In a statement ANZ said it had spent about $200 million in the past four years installing and upgrading digital technology, internet and phone banking in response to changing customer demands for banking services 24/7. This flexibility means people don't have to go to the branch to do their banking.

"Most Martinborough customers use internet and phone banking. For those customers who don't know how to use internet or phone banking, or have any questions, staff at the branch and at our contact centre are happy to help. Staff will also run seminars in Martinborough following the closure to help educate customers," it said.

But locals disagreed. Another protester and local resident, Dean di Bona, said some in the community relied on face-to-face contact.

"We have an aged care facility here and a lot of people here can't even understand technology and they need to be brought down to the bank to do cash withdrawals at the counter," he said.

And he said the installation of a SmartATM in the town was not an option for some businesses.

"Especially cash deposits. They talk about 'smart banking' and all these machines but the problem is when you go into the bank there's a lot of security cameras and a safe zone. But when you are actually out on the street trying to use an ATM that's quite dangerous and you can't even watch your back when you are trying to deposit and it's quite a time-consuming process," he said.

Mr McAnulty said as a result of the closure, businesses had no choice but to travel the 45 minutes to Masterton to do their day to day banking.

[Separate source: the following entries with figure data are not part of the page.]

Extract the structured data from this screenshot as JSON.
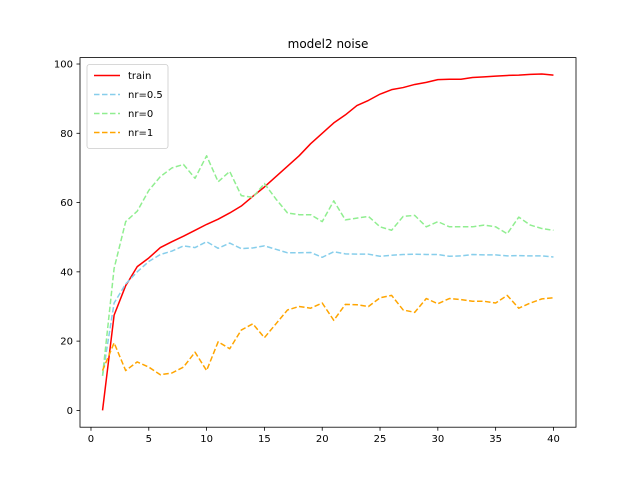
{
  "chart_data": {
    "type": "line",
    "title": "model2 noise",
    "xlabel": "",
    "ylabel": "",
    "xlim": [
      -0.95,
      41.95
    ],
    "ylim": [
      -4.85,
      101.85
    ],
    "xticks": [
      0,
      5,
      10,
      15,
      20,
      25,
      30,
      35,
      40
    ],
    "yticks": [
      0,
      20,
      40,
      60,
      80,
      100
    ],
    "grid": false,
    "legend_position": "top-left",
    "x": [
      1,
      2,
      3,
      4,
      5,
      6,
      7,
      8,
      9,
      10,
      11,
      12,
      13,
      14,
      15,
      16,
      17,
      18,
      19,
      20,
      21,
      22,
      23,
      24,
      25,
      26,
      27,
      28,
      29,
      30,
      31,
      32,
      33,
      34,
      35,
      36,
      37,
      38,
      39,
      40
    ],
    "series": [
      {
        "name": "train",
        "color": "#ff0000",
        "dash": "solid",
        "values": [
          0,
          27.5,
          36,
          41.5,
          44,
          47,
          48.7,
          50.3,
          52,
          53.7,
          55.2,
          57,
          59,
          61.8,
          64.5,
          67.5,
          70.5,
          73.5,
          77,
          80,
          83,
          85.3,
          88,
          89.5,
          91.3,
          92.6,
          93.2,
          94.1,
          94.7,
          95.5,
          95.6,
          95.6,
          96.1,
          96.3,
          96.5,
          96.7,
          96.8,
          97,
          97.1,
          96.8
        ]
      },
      {
        "name": "nr=0.5",
        "color": "#87ceeb",
        "dash": "dashed",
        "values": [
          10,
          31,
          36.5,
          40,
          43,
          45,
          46,
          47.5,
          47,
          48.7,
          46.8,
          48.3,
          46.7,
          46.9,
          47.5,
          46.5,
          45.5,
          45.5,
          45.6,
          44.2,
          45.8,
          45.2,
          45.1,
          45.1,
          44.5,
          44.8,
          45,
          45.1,
          45,
          45,
          44.5,
          44.6,
          45,
          44.9,
          44.9,
          44.6,
          44.7,
          44.6,
          44.6,
          44.3
        ]
      },
      {
        "name": "nr=0",
        "color": "#90ee90",
        "dash": "dashed",
        "values": [
          10,
          41,
          54.5,
          57.5,
          63.5,
          67.5,
          70,
          71,
          67,
          73.5,
          66,
          69,
          62,
          61.5,
          65.5,
          61,
          57,
          56.5,
          56.5,
          54.5,
          60.5,
          55,
          55.5,
          56,
          53,
          52,
          56,
          56.3,
          53,
          54.5,
          53,
          53,
          53,
          53.5,
          53,
          51,
          55.8,
          53.5,
          52.5,
          52
        ]
      },
      {
        "name": "nr=1",
        "color": "#ffa500",
        "dash": "dashed",
        "values": [
          11.5,
          19.5,
          11.5,
          14,
          12.5,
          10.3,
          10.8,
          12.5,
          16.8,
          11.5,
          19.8,
          17.8,
          23.2,
          25,
          21,
          25,
          29,
          30,
          29.5,
          31,
          26,
          30.6,
          30.5,
          30,
          32.5,
          33.2,
          29,
          28.3,
          32.3,
          30.8,
          32.3,
          32,
          31.5,
          31.5,
          31,
          33.2,
          29.5,
          31,
          32.2,
          32.5
        ]
      }
    ]
  }
}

"That's going to increase costs, it's going to make them reconsider investment options or whether or not the business now fits the lifestyle that they wanted in this area. The type of business they've got catering to the tourism trade - is it actually possible to travel that 45 minute one way trip to Masterton?"

Residents are also angry the bank has not responded to residents' submissions, which included efforts to try and find a solution.

Mr di Bona said one option was for a mobile bank.

"Martinborough, Featherston, Greytown, Carterton they're all close by, why can't they have mobile banking services on a truck like we do in health care, like we do in health care with cancer detection and dentistry and minor operations?

"Why can't they drive around and one day a week, one day a fortnight or one day a month be at a town, there would be plenty of staff that used to work at the bank that could man these on a periodic basis," he said.

An ANZ spokesperson said the bank would not be reviewing its decision and the branch would still close on 19 October.